A concept picture of AI city File photo: VCG
China will host the 2026 World AI Conference (WAIC) and High-Level Meeting on Global AI Governance in Shanghai from July 17-20, Chinese officials announced at a press briefing in Shanghai on Tuesday. The conference is set to be an important platform to showcase the world's most cutting-edge artificial intelligence (AI) technology and China's homegrown innovations, ranging from large language models (LLMs), AI agents to industrial open-source ecosystems, while also fostering global cooperation on key issues such as AI safety, global governance and bridging AI divides, observers said.
The event, themed "Intelligent partners, co-creating the future," will consist of six major segments: forums and conferences, exhibitions and displays, awards and competitions, application experiences, innovation incubation and talent recruitment.
Total exhibition area will exceed 100,000 square meters for the first time, with more than 1,100 enterprises participating and over 3,000 exhibits on display. Among them, more than 300 products will make their global debut, and more than 200 companies will gather in each of the two major tracks - intelligent computing and embodied intelligence.
The conference has already facilitated the implementation of 57 major application scenarios, with a total of 16.2 billion yuan in intended cooperation agreements reached.
Tang Wenkan, director of the Shanghai Municipal Commission of Economy and Informatization, said at the press briefing that multiple innovative AI products will debut at the conference, including the industry's largest-scale super node, the Huawei Atlas 950 physical unit, the MiniMax M3 multimodal large model, the Jieyue Agent Operating System, near-memory computing 3D chips and the world's first AI Agent smartphone, as well as humanoid robots, AI dexterous hands and other innovative gadgets.
"It will be a global benchmark event that sets the tone for the global AI trend," Wang Peng, an associate researcher at the Beijing Academy of Social Sciences, told the Global Times on Tuesday.
He said that as Chinese tech companies have become global leaders in the AI industrial chain, spanning such sectors as LLMs and robotics, the conference will serve as a vital platform to showcase China's homegrown innovations and technological breakthroughs.
Liu Wei, director of the Human-Machine Interaction and Cognitive Engineering Laboratory at the Beijing University of Posts and Telecommunications, told the Global Times on Tuesday that he expects the conference to serve as a key platform providing capital and real-world application scenarios to fast-track the industrial adoption of advanced AI technologies and large-scale production of humanoid robots, "thereby boosting the real economy and fostering new quality productive forces."
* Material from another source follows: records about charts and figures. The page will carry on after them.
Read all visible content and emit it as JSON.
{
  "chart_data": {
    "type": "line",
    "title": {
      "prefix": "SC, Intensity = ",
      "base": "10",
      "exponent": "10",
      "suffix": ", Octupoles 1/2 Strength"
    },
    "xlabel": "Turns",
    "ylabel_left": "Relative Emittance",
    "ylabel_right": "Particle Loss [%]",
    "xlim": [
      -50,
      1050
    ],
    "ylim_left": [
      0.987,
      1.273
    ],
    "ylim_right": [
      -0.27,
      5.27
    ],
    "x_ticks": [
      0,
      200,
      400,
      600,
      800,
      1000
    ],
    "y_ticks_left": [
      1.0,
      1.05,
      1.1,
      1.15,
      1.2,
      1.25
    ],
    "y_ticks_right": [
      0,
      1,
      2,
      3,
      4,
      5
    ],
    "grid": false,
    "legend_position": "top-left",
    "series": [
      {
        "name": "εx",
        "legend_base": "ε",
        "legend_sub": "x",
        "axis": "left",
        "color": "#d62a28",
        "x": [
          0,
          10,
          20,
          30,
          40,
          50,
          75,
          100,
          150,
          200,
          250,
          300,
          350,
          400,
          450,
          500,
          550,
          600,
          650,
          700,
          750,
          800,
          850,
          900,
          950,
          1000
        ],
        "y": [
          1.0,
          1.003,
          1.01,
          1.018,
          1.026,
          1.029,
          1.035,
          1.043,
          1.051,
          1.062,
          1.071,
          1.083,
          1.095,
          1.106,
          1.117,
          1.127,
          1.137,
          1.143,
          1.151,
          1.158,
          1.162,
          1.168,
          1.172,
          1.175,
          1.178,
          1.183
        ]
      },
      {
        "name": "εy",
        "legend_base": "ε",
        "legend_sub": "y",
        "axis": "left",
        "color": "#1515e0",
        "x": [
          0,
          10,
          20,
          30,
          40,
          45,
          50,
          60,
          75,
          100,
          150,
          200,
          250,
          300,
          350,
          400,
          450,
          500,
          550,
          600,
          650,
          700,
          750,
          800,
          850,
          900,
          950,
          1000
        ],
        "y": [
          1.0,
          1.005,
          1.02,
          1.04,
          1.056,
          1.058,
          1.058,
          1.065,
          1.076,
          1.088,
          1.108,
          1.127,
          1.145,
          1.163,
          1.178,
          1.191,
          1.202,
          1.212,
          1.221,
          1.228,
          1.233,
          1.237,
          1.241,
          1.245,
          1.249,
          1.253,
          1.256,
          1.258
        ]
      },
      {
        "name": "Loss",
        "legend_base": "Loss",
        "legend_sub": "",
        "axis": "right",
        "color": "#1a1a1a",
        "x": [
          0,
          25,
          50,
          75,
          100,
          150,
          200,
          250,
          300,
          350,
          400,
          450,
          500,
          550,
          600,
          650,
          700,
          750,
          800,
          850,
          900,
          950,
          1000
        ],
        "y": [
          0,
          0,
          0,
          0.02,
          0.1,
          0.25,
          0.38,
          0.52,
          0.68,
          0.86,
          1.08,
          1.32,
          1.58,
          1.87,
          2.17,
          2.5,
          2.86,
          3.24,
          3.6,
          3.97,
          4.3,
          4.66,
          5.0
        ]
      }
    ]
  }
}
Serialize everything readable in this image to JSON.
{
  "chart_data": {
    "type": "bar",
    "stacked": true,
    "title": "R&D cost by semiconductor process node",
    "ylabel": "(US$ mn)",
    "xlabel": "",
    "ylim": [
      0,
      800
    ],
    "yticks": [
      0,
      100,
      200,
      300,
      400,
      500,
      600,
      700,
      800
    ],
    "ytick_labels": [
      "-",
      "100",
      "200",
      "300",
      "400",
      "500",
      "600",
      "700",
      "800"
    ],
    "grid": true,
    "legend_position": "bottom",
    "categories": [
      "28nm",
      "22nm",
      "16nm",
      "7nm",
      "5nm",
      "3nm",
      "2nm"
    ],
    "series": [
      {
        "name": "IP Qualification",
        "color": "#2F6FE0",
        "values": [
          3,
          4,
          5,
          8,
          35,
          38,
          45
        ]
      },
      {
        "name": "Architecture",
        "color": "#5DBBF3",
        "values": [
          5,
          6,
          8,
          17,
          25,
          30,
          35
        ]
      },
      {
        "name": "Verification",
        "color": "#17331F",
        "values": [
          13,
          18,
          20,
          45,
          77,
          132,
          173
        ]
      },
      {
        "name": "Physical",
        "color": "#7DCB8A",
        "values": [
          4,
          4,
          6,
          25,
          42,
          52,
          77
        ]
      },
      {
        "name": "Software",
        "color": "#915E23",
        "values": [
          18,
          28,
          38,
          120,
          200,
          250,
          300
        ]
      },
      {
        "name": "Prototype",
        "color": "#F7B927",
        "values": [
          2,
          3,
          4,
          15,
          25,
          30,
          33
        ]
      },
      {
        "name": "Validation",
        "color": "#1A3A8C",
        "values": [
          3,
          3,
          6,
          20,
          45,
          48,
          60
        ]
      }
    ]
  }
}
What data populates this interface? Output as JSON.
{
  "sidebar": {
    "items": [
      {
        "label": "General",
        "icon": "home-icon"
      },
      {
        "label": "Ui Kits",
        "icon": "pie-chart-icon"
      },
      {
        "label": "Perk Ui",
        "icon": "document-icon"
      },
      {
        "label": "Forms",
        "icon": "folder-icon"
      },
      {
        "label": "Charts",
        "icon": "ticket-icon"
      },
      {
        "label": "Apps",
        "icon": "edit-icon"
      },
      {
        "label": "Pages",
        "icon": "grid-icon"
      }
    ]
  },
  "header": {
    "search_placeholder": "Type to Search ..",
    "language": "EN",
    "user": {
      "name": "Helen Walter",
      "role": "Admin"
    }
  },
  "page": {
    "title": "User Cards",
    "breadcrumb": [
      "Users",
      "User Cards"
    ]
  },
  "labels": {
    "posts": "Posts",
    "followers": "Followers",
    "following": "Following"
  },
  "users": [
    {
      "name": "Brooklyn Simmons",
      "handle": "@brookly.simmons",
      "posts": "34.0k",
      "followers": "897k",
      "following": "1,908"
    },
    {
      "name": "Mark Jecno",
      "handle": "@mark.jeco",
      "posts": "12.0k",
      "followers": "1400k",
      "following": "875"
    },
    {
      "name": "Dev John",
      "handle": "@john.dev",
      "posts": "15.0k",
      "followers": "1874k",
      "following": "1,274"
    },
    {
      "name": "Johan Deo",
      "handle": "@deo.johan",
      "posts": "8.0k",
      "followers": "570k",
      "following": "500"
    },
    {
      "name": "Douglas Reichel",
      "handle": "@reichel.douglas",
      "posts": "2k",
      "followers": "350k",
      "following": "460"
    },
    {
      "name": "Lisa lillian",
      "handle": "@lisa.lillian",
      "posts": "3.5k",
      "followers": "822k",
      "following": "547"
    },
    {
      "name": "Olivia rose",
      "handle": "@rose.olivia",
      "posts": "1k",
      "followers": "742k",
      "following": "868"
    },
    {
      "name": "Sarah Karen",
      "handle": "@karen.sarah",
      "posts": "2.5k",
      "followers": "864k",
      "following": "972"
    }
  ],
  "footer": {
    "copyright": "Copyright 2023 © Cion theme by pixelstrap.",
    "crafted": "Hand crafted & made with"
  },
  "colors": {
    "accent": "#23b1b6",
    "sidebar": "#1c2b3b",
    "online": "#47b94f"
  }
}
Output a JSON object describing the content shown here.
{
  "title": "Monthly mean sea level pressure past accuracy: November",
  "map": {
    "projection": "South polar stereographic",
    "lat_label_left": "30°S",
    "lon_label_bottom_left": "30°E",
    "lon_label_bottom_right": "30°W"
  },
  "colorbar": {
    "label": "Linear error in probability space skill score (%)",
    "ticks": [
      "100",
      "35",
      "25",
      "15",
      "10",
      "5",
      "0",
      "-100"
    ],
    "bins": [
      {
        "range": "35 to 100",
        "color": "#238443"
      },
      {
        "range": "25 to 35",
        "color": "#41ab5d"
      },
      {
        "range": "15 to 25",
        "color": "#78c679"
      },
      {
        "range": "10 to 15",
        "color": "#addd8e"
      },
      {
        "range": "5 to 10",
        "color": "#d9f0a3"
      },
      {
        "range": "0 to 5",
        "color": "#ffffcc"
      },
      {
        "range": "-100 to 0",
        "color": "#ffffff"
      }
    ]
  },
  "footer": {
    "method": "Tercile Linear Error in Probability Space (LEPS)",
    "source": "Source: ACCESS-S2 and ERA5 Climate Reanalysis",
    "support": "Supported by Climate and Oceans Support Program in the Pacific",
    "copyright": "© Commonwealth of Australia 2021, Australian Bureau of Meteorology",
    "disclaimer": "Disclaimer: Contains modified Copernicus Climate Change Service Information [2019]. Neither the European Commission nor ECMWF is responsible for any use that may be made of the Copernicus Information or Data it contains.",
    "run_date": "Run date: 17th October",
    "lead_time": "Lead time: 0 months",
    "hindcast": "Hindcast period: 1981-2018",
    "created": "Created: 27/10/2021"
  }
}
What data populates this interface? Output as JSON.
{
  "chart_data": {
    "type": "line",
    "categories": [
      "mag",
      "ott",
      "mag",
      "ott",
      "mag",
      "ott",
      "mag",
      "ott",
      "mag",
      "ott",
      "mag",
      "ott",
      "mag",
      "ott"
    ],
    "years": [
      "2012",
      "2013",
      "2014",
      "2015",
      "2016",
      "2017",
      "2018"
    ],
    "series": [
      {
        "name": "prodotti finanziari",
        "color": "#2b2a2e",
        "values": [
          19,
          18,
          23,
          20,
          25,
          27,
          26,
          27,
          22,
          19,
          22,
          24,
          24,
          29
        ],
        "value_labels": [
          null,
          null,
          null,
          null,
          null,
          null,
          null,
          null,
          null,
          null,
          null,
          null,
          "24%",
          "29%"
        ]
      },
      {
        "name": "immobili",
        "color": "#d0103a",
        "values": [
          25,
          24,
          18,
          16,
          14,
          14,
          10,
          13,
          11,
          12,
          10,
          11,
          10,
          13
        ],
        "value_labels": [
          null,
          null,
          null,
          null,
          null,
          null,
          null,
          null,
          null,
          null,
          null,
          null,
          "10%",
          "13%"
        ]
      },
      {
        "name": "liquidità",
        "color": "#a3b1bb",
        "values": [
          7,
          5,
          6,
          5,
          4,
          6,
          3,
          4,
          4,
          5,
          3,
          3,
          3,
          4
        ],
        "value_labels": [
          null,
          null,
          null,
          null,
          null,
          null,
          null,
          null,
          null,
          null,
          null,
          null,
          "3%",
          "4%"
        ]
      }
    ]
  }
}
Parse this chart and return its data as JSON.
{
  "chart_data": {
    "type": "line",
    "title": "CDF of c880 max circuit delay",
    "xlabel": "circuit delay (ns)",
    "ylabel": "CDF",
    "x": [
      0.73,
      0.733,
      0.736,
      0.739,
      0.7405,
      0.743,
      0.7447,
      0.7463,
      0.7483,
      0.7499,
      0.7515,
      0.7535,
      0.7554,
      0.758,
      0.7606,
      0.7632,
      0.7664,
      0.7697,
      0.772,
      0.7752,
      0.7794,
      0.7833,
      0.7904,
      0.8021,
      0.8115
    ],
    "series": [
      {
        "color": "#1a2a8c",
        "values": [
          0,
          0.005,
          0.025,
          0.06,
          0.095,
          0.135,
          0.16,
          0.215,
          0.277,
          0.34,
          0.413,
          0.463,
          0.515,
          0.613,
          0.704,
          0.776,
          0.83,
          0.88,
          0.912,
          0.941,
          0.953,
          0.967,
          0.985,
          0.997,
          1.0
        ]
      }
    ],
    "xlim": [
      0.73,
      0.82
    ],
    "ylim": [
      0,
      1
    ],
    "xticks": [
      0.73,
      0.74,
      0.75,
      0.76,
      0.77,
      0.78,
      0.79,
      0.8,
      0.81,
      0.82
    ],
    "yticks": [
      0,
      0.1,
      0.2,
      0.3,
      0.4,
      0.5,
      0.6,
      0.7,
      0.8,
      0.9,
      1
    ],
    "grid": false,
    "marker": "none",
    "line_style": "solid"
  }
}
Gan Xiaobin, an official from China's Ministry of Industry and Information Technology, said at the press briefing that the annual production of humanoid robots in China is expected to reach 100,000 units this year, and that humanoid robots have been increasingly making their way into factories and workshops.
Meanwhile, as manufacturing has become the primary "battlefield" for AI-empowered applications, the adoption rate of AI among China's large-scale industrial enterprises has surpassed 30 percent, Gan noted.
Taking account of the strong momentum in AI-powered smart terminals, it is expected that sales of AI smartphones and personal computers would surpass non-AI phones and computers for the first time in 2026, Wang Ruomeng, an official of China's National Development and Reform Commission, the country's top economic planner, said at the press briefing.
China's annual shipments of AI-powered smart terminals, including smartphones and PCs, exceeded 100 million units last year.
Sun Xiaobo, coordinator for AI affairs at the Ministry of Foreign Affairs, disclosed at the press briefing that this year, dozens of countries and international organizations are expected to send high-level representatives to the conference. During the High-Level Meeting on Global AI Governance, global participants will engage in in-depth discussions and exchange views on cutting-edge AI tech development and smarter governance.
"It is expected that international exchanges will focus on critical topics such as global AI governance and security, underlying standards for world models and AI agents, bridging the global digital intelligence gap, fair trade within the AI industrial chain, and the development of norms for the humanoid robotics and digital asset sectors," Liu said.
He pointed out that unlike some Western countries, China has pursued a distinctive homegrown approach to open-source development, which has significantly strengthened its domestic AI capabilities. This open and collaborative model not only accelerates China's AI progress but also contributes to the sustained growth of the global digital and intelligent economy, particular for developing countries.